Cavendish nació el 10 de octubre de 1731 en Niza, donde su familia vivía en aquel momento.[2] Su madre, Lady Anne de Grey, murió cuando él era muy pequeño, poco después del nacimiento de su hermano Frederick.[3] A los 11 años asistió a la Hackney Academy, cerca de Londres. A los 18 ingresó en Peterhouse, Cambridge, y se marchó tres años después sin obtener un título, algo que no era inusual para un hombre de su posición.[3]
Después de Cambridge, la habitación importante fue el laboratorio. Cavendish vivió con su padre en Londres, donde pronto tuvo su propio espacio para experimentar.[3] Su padre, Lord Charles Cavendish, pertenecía a círculos científicos, y en 1758 empezó a llevar a Henry a las reuniones de la Royal Society y a las cenas del Royal Society Club.[3] Para 1760, Henry Cavendish ya había sido elegido miembro de ambos grupos.[3]
El gas al que llamó aire inflamable
En 1766, Cavendish publicó On Factitious Airs, donde describía un gas al que llamó “aire inflamable”.[1] Midió su densidad y observó que formaba agua al arder.[1] Antoine Lavoisier reprodujo más tarde el experimento y dio al elemento su nombre moderno: hidrógeno.[1]
El descubrimiento fue solo una parte de una vida científica mucho más amplia. Cavendish estudió la composición del aire atmosférico, las propiedades de distintos gases, la atracción y repulsión eléctricas, una teoría mecánica del calor y los cálculos de la densidad —y por tanto de la masa— de la Tierra.[1] El experimento asociado con esta última cuestión llegó a conocerse como el experimento de Cavendish.[1]
En la Royal Society, Cavendish tuvo acceso al mundo formal de la ciencia del siglo XVIII. Fue elegido para grupos científicos, recibió la Medalla Copley y se movió entre hombres cuyo trabajo ayudó a dar forma a la química y la física modernas.[1] Sin embargo, los relatos de su vida pública a menudo vuelven a su retraimiento. Un resumen moderno afirma que Charles Blagden lo ayudó a entrar en la sociedad científica londinense y actuó como su representante cuando Cavendish era demasiado tímido para hablar ante multitudes o comités.[4]
Una casa construida para evitar encuentros
Las historias domésticas perduran porque hacen visible su reserva. Las notas a las criadas son cosas pequeñas, pero convierten la timidez en un objeto que alguien podía sostener en la mano. La supuesta escalera trasera hace algo más extraño: convierte la evitación en arquitectura.[1]

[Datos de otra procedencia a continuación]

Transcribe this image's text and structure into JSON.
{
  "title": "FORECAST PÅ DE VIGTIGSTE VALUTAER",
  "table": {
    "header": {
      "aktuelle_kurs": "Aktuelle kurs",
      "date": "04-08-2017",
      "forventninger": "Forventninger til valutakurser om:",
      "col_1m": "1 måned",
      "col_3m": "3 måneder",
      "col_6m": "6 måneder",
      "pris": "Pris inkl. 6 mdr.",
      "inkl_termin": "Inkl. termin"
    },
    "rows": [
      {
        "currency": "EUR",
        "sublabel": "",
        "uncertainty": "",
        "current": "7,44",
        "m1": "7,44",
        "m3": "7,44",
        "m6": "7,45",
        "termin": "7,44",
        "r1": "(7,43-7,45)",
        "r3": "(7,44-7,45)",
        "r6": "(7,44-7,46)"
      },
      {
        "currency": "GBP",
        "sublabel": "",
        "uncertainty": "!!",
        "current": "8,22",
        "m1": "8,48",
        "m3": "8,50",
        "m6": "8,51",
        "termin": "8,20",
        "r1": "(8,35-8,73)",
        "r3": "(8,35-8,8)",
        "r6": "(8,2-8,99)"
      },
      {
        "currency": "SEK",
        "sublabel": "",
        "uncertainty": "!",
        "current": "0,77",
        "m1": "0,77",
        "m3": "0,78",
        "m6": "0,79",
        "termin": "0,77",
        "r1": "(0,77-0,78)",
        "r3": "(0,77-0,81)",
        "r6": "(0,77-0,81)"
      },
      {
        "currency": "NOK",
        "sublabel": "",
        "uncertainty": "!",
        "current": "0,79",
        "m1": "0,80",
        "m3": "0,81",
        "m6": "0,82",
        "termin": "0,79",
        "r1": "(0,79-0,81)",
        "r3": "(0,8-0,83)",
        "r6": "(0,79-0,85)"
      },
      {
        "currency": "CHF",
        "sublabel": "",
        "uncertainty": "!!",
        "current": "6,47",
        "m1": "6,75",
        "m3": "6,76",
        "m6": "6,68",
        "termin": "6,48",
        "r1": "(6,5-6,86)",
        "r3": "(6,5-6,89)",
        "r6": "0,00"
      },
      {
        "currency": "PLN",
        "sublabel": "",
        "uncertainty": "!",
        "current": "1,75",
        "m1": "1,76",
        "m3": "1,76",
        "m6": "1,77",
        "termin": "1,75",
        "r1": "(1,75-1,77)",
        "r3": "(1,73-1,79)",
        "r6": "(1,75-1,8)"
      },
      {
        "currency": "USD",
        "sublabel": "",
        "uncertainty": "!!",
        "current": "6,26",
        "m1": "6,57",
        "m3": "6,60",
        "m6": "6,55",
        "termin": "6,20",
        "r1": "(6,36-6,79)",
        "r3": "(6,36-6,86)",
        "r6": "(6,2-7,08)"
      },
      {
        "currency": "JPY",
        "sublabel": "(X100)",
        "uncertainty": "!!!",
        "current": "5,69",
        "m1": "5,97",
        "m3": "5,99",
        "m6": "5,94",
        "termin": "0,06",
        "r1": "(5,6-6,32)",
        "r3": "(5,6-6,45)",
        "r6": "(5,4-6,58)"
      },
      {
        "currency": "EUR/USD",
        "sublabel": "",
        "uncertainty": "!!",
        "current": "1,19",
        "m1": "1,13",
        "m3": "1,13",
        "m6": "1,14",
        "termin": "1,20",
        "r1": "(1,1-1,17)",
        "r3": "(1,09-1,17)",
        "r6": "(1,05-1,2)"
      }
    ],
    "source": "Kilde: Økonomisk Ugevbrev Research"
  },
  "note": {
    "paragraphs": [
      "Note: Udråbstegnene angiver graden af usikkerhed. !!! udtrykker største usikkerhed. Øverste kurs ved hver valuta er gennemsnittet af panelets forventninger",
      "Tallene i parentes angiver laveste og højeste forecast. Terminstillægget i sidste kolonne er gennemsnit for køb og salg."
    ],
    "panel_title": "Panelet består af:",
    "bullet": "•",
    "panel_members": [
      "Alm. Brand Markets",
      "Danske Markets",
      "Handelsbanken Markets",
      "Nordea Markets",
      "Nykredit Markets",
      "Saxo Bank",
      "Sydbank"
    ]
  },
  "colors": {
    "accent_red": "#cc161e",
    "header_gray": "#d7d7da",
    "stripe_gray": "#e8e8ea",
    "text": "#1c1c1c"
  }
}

Algunos autores modernos han sugerido que Cavendish pudo haber estado dentro del espectro autista, pero el registro histórico más prudente es conductual antes que diagnóstico: fue descrito como intensamente tímido, inusualmente reservado y atraído por formas controladas de comunicación.[3] La caricatura sería fácil: un recluso brillante escondiéndose del mundo. El registro es más específico. Cavendish sí ingresó en instituciones científicas, publicó trabajos importantes y participó en las redes en torno a la Royal Society.[1]
Lo que evitaba, al menos en las historias que sobrevivieron, era el encuentro sin guion. El hombre que midió gases que nadie podía ver también dejó tras de sí una imagen más doméstica: una instrucción escrita en manos de una criada y una escalera que permitía a Henry Cavendish atravesar su propia casa sin ser visto.